Perché quello che è avvenuto in questi ultimi decenni è, appunto, un gigantesco mai così veloce shift di potere, economico e non solo. Se il tuo titolo di studio non serve più ad assicurarti un posto di lavoro, hai meno potere. Se il tuo lavoro non garantisce più uno stipendio capace di migliorare la tua condizione socio-economica, hai meno potere. Se l’ascensore sociale tuo e dei tuoi coetanei è bloccato da anni, hai meno potere. Se i diritti civili conquistati sono quasi neutralizzati dalla perdita di autonomia economica, hai meno potere. Se, di contro, i tuoi avversari hanno un potere enorme e ogni giorno lo accrescono, ecco che il gioco è fatto.
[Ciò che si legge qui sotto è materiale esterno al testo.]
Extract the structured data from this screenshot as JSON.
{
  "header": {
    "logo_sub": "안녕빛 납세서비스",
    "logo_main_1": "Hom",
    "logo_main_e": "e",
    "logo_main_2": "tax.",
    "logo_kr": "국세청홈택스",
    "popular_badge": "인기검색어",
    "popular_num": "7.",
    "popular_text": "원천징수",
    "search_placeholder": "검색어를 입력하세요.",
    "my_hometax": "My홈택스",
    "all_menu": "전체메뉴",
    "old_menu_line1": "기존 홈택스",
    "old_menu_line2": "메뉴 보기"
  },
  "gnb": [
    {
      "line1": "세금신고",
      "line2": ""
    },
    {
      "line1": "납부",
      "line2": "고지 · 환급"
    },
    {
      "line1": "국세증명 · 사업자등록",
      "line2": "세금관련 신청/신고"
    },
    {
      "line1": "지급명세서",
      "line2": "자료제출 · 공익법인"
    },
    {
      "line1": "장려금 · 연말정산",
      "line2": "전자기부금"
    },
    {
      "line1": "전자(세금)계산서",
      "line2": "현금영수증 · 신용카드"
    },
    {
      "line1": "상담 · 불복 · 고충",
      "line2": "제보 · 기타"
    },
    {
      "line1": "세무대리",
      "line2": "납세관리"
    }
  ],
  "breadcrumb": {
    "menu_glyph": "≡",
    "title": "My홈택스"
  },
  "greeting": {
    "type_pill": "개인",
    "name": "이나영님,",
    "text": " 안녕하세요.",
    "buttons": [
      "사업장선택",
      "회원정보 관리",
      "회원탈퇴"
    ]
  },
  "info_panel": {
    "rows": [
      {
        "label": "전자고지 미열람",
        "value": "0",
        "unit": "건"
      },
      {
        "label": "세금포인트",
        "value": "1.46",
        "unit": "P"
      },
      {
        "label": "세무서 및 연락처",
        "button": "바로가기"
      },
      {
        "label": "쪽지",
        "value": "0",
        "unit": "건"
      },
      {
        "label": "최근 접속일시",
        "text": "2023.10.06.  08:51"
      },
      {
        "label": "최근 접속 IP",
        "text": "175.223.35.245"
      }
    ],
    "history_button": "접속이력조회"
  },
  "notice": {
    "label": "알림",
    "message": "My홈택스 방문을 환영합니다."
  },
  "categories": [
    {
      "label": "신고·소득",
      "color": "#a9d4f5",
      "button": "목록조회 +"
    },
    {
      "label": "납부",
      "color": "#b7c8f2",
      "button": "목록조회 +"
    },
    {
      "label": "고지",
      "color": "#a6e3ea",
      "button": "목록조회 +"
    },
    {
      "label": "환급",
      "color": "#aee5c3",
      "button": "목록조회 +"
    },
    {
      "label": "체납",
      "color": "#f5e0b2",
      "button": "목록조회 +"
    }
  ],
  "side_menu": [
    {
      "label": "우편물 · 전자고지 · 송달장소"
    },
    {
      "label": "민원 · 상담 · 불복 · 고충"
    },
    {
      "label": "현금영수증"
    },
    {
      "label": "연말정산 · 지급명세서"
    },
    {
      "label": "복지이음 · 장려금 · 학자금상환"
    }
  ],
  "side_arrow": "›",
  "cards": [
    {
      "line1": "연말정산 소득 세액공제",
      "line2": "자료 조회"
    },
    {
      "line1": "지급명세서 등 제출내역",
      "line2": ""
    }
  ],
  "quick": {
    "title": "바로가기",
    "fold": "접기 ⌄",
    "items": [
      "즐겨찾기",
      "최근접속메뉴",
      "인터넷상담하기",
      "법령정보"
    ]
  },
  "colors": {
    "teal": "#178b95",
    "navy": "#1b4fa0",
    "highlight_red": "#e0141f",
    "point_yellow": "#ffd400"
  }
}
Difficile capire come si possa ridefinire un campo di gioco più equilibrato. Al momento di sicuro non lo sta facendo la pandemia, e non ci sono certo segnali che ci penserà il disastro climatico (come sappiamo, sono processi legati a doppio filo) e, ovviamente, sarebbe soluzione ben triste dover ricorrere a degli eventi così drammatici per rendere il mondo un posto un po’ meno diseguale.

L’altro grande storico riduttore di distanze, il lavoro, non sembra certo passarsela bene, è anzi anch’esso, da decenni, sotto attacco ((disoccupazione, precariato, diminuzione potere d’acquisto dei redditi da lavoro).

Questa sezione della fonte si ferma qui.